Advantage: The sample economy and ability to measure many markers are ideal for processing tissue lysates. The multiplex panel provides a comprehensive profile of tumor/inflammatory markers (e.g., angiogenesis factors, immune checkpoints) from the scarce sample.
Customer Value: Maximized utilization of rare samples. Enables correlative analysis between the tissue protein profile and clinical response, which is crucial for developing predictive biomarkers.
Identifying Immunogenic Signatures
Customer Challenge: In the development of biologics (antibodies, proteins, gene therapies), the patient’s immune response (immunogenicity) must be carefully monitored. It is crucial to know which specific cytokines are released to detect the risk of immune-related adverse events (e.g., cytokine storms) early.
Advantage: The assay can simultaneously:
Measure the PK of the therapeutic drug.
Detect Anti-Drug Antibodies (ADA).
Quantify a panel of 30+ cytokines and chemokines indicative of an immune reaction.
Customer Value: Early, mechanistic detection of unwanted immune responses through a complete profile of the immune response. This allows for faster adjustment of dosing or patient stratification.
Early-Stage Product Candidate Screening (HTS)
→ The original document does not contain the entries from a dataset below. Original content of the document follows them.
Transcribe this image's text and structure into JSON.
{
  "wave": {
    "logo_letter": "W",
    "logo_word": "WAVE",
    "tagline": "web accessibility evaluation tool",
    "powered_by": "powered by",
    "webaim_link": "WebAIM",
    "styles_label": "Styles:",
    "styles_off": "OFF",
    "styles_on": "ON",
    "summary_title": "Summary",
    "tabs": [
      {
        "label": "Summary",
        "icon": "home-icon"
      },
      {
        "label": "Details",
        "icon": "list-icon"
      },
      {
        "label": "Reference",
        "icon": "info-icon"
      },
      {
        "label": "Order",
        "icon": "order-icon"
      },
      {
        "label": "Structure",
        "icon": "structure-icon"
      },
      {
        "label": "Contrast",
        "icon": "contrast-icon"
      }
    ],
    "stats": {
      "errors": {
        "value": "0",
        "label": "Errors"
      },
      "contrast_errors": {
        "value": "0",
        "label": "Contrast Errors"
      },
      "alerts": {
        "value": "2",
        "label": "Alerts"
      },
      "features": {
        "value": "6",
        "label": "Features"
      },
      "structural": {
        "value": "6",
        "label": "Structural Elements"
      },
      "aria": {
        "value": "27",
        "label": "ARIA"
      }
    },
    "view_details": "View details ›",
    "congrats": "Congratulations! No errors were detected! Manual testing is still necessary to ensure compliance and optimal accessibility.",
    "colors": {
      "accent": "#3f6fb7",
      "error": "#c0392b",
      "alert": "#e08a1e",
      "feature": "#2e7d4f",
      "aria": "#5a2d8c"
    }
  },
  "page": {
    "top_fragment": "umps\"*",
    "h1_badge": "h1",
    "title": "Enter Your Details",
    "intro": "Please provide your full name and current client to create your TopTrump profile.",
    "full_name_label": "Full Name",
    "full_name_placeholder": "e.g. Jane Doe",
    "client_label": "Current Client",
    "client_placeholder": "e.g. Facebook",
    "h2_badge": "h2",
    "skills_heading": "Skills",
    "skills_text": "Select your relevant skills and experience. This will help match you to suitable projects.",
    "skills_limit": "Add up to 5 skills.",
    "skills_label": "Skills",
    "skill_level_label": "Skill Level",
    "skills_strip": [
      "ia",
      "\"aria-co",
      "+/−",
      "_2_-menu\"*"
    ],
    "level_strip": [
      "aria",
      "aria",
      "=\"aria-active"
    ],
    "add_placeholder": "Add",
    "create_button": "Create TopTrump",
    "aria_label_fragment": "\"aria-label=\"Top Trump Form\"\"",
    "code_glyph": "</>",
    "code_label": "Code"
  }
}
Customer Challenge: In early research and development, thousands of potential drug candidates must be rapidly tested for their cellular activity (e.g., the ability to induce or suppress specific markers in cell culture).
Advantage: The high parallelism (up to 64 markers) and high-throughput capability (HTS) of the MatchMaker format allow for simultaneous screening of multiple functional endpoints in every sample.
Customer Value: Massive increase in screening efficiency. Instead of testing markers sequentially, all 64 markers can be assessed in one step. This shortens the time to lead candidate identification and provides deeper insights into their MoA.
Significant Reduction in Time and Cost
Advantage: The workflow of 64 single assays is consolidated into one single multiplex run.
Customer Value: Massive acceleration of the analysis workflow and reduction of laboratory costs (labor time, reagents, plate consumption) compared to running numerous individual ELISAs.